Finding of Admiralty Jurisdiction Leads to Denial of Gasket Defendant’s Motion to Dismiss

U.S. District for the Eastern District of Virginia

This is a follow up to Asbestos Case Tracker’s recent post on this matter. Plaintiff Herbert Mullinex alleged he developed mesothelioma as a result of exposure to asbestos while working as a machinist mate in the U.S. Navy from 1969-89. The plaintiff worked aboard multiple ships docked in Norfolk, Virginia and others around the world. Defendant John Crane (JCI) removed the case to federal court based on government contractor defense. JCI then moved to dismiss the plaintiffs’ maritime claims. The plaintiffs opposed the motion.

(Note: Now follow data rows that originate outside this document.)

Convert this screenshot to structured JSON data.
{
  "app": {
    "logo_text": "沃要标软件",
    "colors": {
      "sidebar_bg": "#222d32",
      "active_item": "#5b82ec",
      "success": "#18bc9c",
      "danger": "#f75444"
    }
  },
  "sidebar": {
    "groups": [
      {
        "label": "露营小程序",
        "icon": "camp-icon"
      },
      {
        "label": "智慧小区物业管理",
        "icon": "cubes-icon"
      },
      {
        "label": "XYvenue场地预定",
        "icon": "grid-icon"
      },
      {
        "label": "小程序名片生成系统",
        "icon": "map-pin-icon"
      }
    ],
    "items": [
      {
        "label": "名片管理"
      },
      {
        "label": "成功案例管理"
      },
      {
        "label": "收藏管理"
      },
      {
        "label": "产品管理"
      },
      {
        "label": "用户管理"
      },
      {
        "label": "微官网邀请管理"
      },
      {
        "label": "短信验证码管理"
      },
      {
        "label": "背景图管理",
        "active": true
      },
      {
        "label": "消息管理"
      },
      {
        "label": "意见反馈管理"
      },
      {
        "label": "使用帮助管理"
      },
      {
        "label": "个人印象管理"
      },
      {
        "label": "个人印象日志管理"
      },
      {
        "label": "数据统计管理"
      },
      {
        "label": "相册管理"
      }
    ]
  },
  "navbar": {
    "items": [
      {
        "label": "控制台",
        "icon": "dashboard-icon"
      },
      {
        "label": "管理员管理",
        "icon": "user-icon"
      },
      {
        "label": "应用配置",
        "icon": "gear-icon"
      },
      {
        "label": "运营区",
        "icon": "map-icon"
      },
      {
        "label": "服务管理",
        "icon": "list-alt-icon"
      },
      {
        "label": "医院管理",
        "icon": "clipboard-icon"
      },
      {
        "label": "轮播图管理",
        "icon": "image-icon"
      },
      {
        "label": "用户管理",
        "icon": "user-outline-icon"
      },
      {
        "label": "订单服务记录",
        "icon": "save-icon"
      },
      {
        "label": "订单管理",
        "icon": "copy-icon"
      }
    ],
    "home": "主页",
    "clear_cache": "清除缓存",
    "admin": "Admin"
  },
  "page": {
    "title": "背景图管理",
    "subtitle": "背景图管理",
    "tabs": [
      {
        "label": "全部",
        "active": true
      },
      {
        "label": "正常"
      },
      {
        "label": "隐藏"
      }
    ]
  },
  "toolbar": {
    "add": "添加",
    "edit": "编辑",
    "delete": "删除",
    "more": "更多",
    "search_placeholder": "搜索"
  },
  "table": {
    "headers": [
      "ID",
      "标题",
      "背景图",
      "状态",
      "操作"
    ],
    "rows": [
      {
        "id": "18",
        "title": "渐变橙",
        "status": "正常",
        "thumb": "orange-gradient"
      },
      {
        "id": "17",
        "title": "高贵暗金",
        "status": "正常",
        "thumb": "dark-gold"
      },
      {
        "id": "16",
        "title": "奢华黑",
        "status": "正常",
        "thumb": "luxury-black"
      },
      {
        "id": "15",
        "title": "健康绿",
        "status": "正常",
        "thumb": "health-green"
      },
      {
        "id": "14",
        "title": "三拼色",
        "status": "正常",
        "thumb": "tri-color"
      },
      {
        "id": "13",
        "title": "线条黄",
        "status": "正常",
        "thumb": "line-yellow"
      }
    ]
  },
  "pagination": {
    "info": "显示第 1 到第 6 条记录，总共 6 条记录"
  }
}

The court began its analysis and stated that a motion to dismiss must be granted when the claim lacks the subject matter. Here, the plaintiffs’ claims alleged they arose “under the laws of Virginia and within the admiralty and maritime jurisdiction of 28 U.S.C. § 1333(1). JCI conceded that the court had jurisdiction of the claims but that the “absence of admiralty” jurisdiction forces the application of Virginia law over the matter. The plaintiffs countered and concentrated on facts illustrating the plaintiff’s exposure to asbestos onboard ships in navigable waters. Both parties disagreed as to the correct legal standard to apply whether admiralty law exists. The court stated that the location and connection tests must be satisfied for a finding of admiralty jurisdiction. The location test looks at whether the injury suffered on land was caused by a “vessel on navigable water.” The connection test focuses on 1) the type of incident to consider and whether it is disruptive to maritime commerce and 2) whether the activity has substantial relationship to admiralty activity. Here, the court concluded that the location test was met as the plaintiff was “exposed to asbestos on navigable waters aboard several ships during his service in the Navy.” As for the connection test, the court noted that the incident is “one of injury to workers on or around Navy ships on navigable waters.” The fact that the sale of defective parts was alleged disrupts maritime commerce according to the court. According the first prong, the connection test was met. JCI relied on the decision in the Gilstrap case to argue that asbestos workers had no traditional maritime function.” The court did not agree as the distinction was a “hypergeneralization” and should not be used. Instead, JCI was alleged to have sold asbestos containing products on navigable water. Consequently, the court found the second prong of the connection test to have been satisfied. Admiralty jurisdiction was found to be present and the motion to dismiss was therefore denied.